I complained to my wife about the state of our sofa this morning.
She said, "Do you wanna throw for it?"
I said, "Yeah, go on then, heads."
I haven't slept for ten days... because that would be too long.
I walked into the pub with my dog, grabbed a pint and sat down in the corner.
My mate walked over and said, "What's the matter, have you two had a row?"
I said, "No, his face is always miserable like that."
My dad left university with a degree in physics
Still not sure who's it is though
Each morning, I wake up with a smile on my face.
I sleep with a coat-hanger in my mouth.
Growing up my Gran inspired me to become a magician....
When she'd pull tissues from her cardigan sleeve.
I was in my local swimming baths when the life guard told me, "No bombing in the pool."
So I did one through the front desk instead.
My wife didn't enjoy my Yule Log...apparently the bit of bog roll stuck to it put her off.
Confession 274856263: I can't count.
I've started a hate campaign against people who don't like other people.
If the energizer bunny attacks someone, is he charged with battery?
There are 3 types of people in this world.
People who can count and people who can't.
I was absolutely shocked yesterday when I touched the electric fence.

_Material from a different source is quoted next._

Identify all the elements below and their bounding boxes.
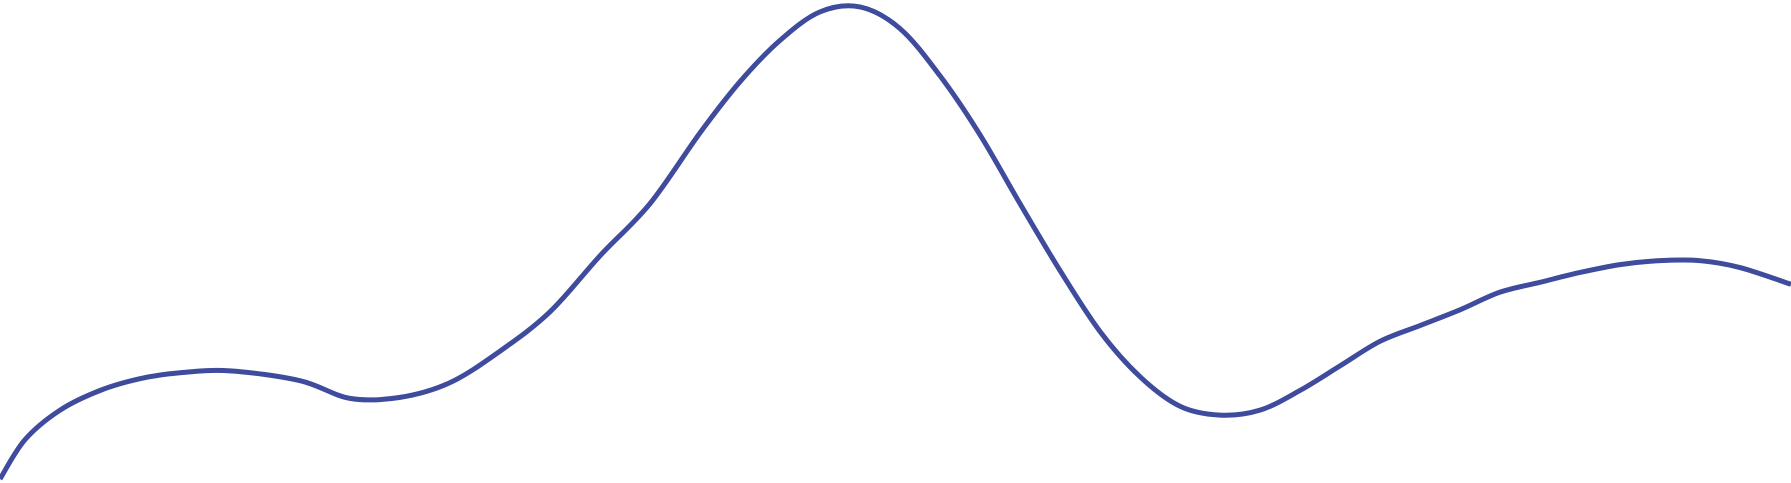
series-line-0: [0, 3, 1791, 481]
series-layer: [0, 3, 1791, 481]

I am going to name my kid "Off."
If nothing else, he'll get millions of recommendations every day from others to have intercourse with him!
Head and Shoulders......
For people with really hairy shoulders .........
The RSPCA just arrested me for riding my illegally kept unicorn up the high street.
Apparently, it's cruel to glue a funnel to your cats forehead.
It was so cold today I couldn't feel my hands.
The last time I remember it being this cold I got frostbite and lost both my hands.
I hate taxi drivers that think they can defy the laws of gravity.
They drive me up the wall.
My mind was blown when I aimed a gun at my head and pulled the trigger.
The wife bought me a pizza back from Tesco earlier.
She said "What do you think? It had a third off."
"Not that great" I said, "I'm still hungry, get a full one next time."
My mate always says something stupid half of the time.
I'm allergic to The Fonz.
I've got HeeeyyyFever.
I love eating my Grandma's dinner when I go to see her on Sundays.
The best bit is when she scratches her head and says, "Where has the food gone from my plate?"
I heard that 1 in every 5 mates is into paedofillia
I think it's probably Dave, he has the fittest kids
I'm not saying my mates gullible, but I've just sold him Super Ted's secret word for a hundred quid.